The transcription factor CYS3 of Neurospora crassa is a positive regulator of the sulfur regulatory circuit which contains many structural genes involved in sulfur metabolism. Expression and degradation of the CYS3 protein are precisely regulated in a sulfur-dependent manner. cys-3 expression was found to be fully repressed by high concentrations of methionine or inorganic sulfate present in the culture medium and to be derepressed when these favored sulfur sources were limited. cys-3 transcripts could be readily detected within 2 h after derepression, whereas the CYS3 protein was not found until after 4 h. CYS3 is stable, with a half-life greater than 4 h under low-sulfur conditions when it is required for cell growth. However, it is degraded relatively quickly when methionine or inorganic sulfate becomes available.

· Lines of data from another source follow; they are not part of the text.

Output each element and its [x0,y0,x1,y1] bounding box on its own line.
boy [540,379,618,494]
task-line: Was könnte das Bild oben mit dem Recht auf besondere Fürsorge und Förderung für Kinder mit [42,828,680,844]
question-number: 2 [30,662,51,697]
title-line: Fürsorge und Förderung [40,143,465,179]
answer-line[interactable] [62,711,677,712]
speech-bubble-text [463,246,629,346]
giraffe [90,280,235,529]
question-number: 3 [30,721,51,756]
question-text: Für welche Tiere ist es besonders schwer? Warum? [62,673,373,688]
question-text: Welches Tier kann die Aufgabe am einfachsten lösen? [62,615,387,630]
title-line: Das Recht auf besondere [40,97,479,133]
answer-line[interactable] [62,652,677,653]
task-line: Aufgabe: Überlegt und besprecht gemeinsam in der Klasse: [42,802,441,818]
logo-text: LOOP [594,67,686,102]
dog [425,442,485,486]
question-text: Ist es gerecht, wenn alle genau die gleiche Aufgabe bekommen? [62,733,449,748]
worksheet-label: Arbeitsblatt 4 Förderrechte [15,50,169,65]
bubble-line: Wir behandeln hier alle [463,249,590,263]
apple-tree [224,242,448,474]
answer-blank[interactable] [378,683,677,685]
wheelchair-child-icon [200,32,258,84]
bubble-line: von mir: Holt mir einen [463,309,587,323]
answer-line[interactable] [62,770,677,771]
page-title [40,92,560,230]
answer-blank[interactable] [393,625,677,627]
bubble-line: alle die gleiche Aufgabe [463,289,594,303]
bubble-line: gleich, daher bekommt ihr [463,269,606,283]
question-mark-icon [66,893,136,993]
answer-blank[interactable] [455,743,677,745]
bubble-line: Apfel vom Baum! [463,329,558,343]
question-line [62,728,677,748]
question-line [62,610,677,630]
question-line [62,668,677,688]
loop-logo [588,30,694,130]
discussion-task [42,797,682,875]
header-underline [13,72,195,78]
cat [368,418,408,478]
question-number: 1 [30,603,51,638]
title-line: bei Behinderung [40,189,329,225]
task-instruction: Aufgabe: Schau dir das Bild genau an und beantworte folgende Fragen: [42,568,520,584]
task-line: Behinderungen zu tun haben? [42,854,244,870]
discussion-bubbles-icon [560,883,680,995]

Upon sulfur repression, cys-3 transcripts disappeared within 30 min with an estimated half-life of 5 min whereas CYS3 protein almost entirely disappeared in 1 h with a half-life of approximately 10 min. These results suggest that a selective elimination of CYS3 is a highly regulated process. Site-directed mutagenesis showed that Lys-105 of CYS3 is important for its instability. The change of this single residue from lysine to glutamine resulted in a prolonged half life of CYS3 and impaired responsiveness of CYS3 degradation to sulfur level changes.